Massage therapy has been found to help people feel better in many ways. It can reduce stress, improve circulation, and increase relaxation. It can also help reduce muscle tension, improve the range of motion, and reduce pain. Massage can also help alleviate headaches and insomnia.

The primary tendon affected in a shoulder impingement is the rotator cuff tendon, which is a tendon for the teres minor, infraspinatus, supraspinatus, and subscapularis muscles. These muscles contribute to overall joint stability and travel from your shoulder blade to the top of your humerus (arm bone), and are responsible for external rotation, internal rotation, and abduction.

The most common symptom of shoulder impingement is pain with overhead motions, such as throwing, catching, or hitting. Other symptoms include localized swelling around the shoulder joint, pain reaching behind your back, and general shoulder stiffness.

Most shoulder impingements resolve through noninvasive therapies, such as manual therapies, exercise, and anti-inflammatory medications. If these therapies fail to resolve the issue, a cortisone injection may be considered, which can help resolve the lingering pain and inflammation in the joint. If this therapy fails, then surgery may be considered. However, surgery is typically reserved for very severe shoulder impingements that do not resolve within two years.

Preventing shoulder impingement involves practices that help maintain shoulder health, flexibility, and strength. Here are some strategies:

  • Proper Posture: Maintain good posture, especially during activities that involve the shoulder. Slouching can alter the space where tendons move, potentially leading to impingement.
  • Regular Exercise: Engage in exercises that strengthen your shoulder, especially the rotator cuff and scapular muscles.
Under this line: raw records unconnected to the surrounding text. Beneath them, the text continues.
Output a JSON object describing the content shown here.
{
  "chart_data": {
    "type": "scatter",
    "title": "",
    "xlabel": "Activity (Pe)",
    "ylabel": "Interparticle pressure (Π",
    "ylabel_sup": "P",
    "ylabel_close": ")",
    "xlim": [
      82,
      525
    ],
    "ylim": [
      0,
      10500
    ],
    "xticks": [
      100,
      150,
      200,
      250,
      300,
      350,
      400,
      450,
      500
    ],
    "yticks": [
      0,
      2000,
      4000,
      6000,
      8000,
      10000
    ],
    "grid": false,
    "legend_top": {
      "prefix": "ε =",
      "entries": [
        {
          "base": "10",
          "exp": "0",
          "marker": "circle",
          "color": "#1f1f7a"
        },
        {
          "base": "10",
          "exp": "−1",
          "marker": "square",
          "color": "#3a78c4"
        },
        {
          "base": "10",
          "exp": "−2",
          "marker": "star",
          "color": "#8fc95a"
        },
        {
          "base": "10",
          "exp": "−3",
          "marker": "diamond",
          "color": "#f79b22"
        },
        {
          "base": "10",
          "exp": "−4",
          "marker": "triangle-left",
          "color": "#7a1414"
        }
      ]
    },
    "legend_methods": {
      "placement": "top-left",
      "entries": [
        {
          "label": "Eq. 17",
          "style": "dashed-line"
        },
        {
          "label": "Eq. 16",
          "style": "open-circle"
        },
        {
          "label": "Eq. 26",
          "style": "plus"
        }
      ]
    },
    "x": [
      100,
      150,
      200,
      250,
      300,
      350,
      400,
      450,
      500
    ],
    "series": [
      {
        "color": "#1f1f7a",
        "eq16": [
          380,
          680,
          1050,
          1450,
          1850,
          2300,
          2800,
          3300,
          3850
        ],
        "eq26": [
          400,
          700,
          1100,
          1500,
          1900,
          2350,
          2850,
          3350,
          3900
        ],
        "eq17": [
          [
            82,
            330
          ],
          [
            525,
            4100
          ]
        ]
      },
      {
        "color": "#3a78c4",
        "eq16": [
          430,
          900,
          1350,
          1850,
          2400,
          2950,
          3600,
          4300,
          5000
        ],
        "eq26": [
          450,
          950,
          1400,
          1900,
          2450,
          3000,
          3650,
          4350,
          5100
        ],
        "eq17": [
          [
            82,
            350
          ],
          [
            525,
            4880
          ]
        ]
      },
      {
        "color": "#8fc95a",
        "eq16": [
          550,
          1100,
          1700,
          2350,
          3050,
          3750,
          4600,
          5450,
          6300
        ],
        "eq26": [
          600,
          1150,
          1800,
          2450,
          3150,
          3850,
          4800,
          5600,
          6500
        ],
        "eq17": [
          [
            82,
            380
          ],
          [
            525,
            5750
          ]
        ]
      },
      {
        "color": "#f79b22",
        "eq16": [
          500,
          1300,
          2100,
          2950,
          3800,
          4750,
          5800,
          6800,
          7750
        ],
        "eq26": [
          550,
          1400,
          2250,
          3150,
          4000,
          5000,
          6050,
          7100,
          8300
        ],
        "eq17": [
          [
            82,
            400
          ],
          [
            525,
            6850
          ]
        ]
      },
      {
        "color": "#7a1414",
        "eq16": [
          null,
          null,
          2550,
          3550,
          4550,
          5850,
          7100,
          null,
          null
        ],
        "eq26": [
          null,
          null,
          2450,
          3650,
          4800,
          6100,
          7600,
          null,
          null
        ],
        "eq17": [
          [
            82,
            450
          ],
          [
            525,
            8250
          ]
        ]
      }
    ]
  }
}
Strengthening these areas can enhance the stability of your shoulder joint, reducing the risk of impingement.
  • Flexibility: Regular stretching can maintain or improve flexibility in the shoulder, which can prevent stiffness that could lead to impingement.
  • Ergonomic Workspace: Adjust your workspace to avoid prolonged periods of reaching overhead or maintaining awkward positions, which can strain your shoulder over time.

Treatment for shoulder impingement usually starts with a combination of rest and rehabilitation. It depends on the severity of the injury and the types of overhead motions required for daily activities, sports, or work. If the injury is more severe, surgery may be required to create more space in the shoulder joint. However, surgery is considered a last-resort and other interventions should be attempted before surgery.